On October 17, 2014, Marilynne Robinson and the staff of The Nation had a conversation about her work, including her new novel, Lila. What follows is an edited transcript of portions of the conversation. Listen to the full conversation here:
TN: While reading your new novel, Lila, the other novel of yours that I kept thinking of was not Gilead, its narrative predecessor, but your first novel, Housekeeping, because its two main female characters, Ruthie and Sylvie (Ruthie’s aunt), are drifters whose hardscrabble lives seem to anticipate those of Lila and her guardian, Doll. Were you having a conversation with yourself about Sylvie and Ruthie while you were writing Lila?
MR: I have found that when you write a novel, a character never actually leaves you from that point on. It’s clearly true that Sylvie and Doll are sisters, are associated in terms of what is important to me about both of them. I’m very much drawn to the idea of an absolute self, someone who eludes social definitions. One of the things that bothers me is seeing people dismissed or trivialized on the basis of their not fitting into a favorable category, socially and so on. It’s very important for me to assert the sovereign self. I consider Lila to be, in her way, as much a theologian as John Ames [Lila’s husband] is. She’s just a natural theologian, as they would say.
TN: All of your novels are set in a time that makes them remote from the present, yet without turning them into historical novels: they are contemporary novels that are not set in a contemporary climate. Does this choice have anything to do with the kind of language you want to use when you write fiction? The language in your novels seems at once untouched by time and the times, yet remarkably attentive to the workings of time and the destructive workings of history.

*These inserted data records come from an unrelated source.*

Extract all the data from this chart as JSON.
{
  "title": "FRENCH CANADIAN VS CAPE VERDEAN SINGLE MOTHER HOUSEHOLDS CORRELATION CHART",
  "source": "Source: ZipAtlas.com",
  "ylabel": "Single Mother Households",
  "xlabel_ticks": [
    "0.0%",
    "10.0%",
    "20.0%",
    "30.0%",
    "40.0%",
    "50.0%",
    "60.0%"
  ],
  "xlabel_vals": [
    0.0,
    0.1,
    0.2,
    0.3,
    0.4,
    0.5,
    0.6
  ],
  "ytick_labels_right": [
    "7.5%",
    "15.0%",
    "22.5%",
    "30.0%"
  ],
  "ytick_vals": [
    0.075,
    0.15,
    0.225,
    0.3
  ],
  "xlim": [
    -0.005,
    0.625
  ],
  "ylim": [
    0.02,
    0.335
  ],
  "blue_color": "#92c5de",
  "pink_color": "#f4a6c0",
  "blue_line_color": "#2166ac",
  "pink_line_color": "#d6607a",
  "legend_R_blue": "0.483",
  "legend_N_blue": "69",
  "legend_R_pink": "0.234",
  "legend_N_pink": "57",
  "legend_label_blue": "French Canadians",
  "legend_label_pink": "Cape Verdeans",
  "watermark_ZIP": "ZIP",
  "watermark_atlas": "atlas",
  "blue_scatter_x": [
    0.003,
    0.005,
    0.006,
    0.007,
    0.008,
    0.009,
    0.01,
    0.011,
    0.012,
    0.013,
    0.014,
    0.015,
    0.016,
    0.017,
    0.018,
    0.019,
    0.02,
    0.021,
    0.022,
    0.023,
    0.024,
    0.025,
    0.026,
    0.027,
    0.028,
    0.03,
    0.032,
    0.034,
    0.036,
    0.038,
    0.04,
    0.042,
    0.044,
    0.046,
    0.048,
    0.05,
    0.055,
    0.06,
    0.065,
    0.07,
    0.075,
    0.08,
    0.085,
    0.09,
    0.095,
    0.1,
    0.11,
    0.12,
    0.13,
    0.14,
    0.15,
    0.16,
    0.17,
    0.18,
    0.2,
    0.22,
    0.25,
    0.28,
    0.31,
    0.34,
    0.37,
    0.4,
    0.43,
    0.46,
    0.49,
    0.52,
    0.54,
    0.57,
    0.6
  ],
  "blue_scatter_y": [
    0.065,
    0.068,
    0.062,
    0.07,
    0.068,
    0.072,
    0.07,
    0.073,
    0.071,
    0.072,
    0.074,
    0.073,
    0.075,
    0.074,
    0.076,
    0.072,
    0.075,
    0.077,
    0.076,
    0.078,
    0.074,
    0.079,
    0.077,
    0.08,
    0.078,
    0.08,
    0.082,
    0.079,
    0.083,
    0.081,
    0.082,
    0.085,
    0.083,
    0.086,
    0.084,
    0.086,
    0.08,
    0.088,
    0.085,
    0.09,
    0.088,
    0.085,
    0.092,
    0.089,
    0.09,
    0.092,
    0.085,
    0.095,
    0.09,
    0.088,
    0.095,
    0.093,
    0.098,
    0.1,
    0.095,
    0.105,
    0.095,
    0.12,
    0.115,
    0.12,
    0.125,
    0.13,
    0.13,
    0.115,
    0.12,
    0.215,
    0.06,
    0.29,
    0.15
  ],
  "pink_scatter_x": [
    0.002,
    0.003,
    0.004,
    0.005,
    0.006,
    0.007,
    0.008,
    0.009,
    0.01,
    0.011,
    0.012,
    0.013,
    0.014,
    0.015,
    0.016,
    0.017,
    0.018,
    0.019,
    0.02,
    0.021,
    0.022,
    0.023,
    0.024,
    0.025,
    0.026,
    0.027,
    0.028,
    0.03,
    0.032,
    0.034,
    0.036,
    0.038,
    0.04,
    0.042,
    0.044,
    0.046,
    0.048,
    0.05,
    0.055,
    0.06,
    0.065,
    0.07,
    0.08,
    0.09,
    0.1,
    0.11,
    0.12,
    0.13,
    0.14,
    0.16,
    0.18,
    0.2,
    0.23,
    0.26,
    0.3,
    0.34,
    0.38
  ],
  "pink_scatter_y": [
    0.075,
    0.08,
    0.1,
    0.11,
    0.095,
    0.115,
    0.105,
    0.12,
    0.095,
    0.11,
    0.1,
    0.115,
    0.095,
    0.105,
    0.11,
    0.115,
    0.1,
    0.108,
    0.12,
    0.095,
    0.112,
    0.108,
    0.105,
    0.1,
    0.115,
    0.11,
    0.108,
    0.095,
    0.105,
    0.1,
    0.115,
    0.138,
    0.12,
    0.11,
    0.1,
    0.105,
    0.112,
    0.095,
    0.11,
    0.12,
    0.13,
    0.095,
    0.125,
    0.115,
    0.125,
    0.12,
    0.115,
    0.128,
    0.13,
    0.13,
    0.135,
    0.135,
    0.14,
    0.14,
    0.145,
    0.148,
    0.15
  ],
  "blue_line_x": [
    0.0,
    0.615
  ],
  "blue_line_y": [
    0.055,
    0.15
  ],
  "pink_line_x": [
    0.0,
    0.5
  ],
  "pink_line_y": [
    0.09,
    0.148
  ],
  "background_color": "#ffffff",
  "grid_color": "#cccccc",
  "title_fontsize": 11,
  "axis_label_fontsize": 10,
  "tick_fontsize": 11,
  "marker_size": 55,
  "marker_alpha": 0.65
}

MR: I like dealing with people whose vocabulary and worldview is less media-saturated than ours is. I think that there is an acceleration of a kind of slang shorthand that is very characteristic of our period but not especially beautiful. It is meant to be ephemeral, in a way that when you’re using language that you would consider “hip”—or whatever the present word would be—you are using it in the knowledge that in a year or two years, you would be embarrassed to use the same word. I like to use language that doesn’t have all these little signifiers around it, that seems to me more classic, in the sense of being unrecognizable in terms of a particular decade.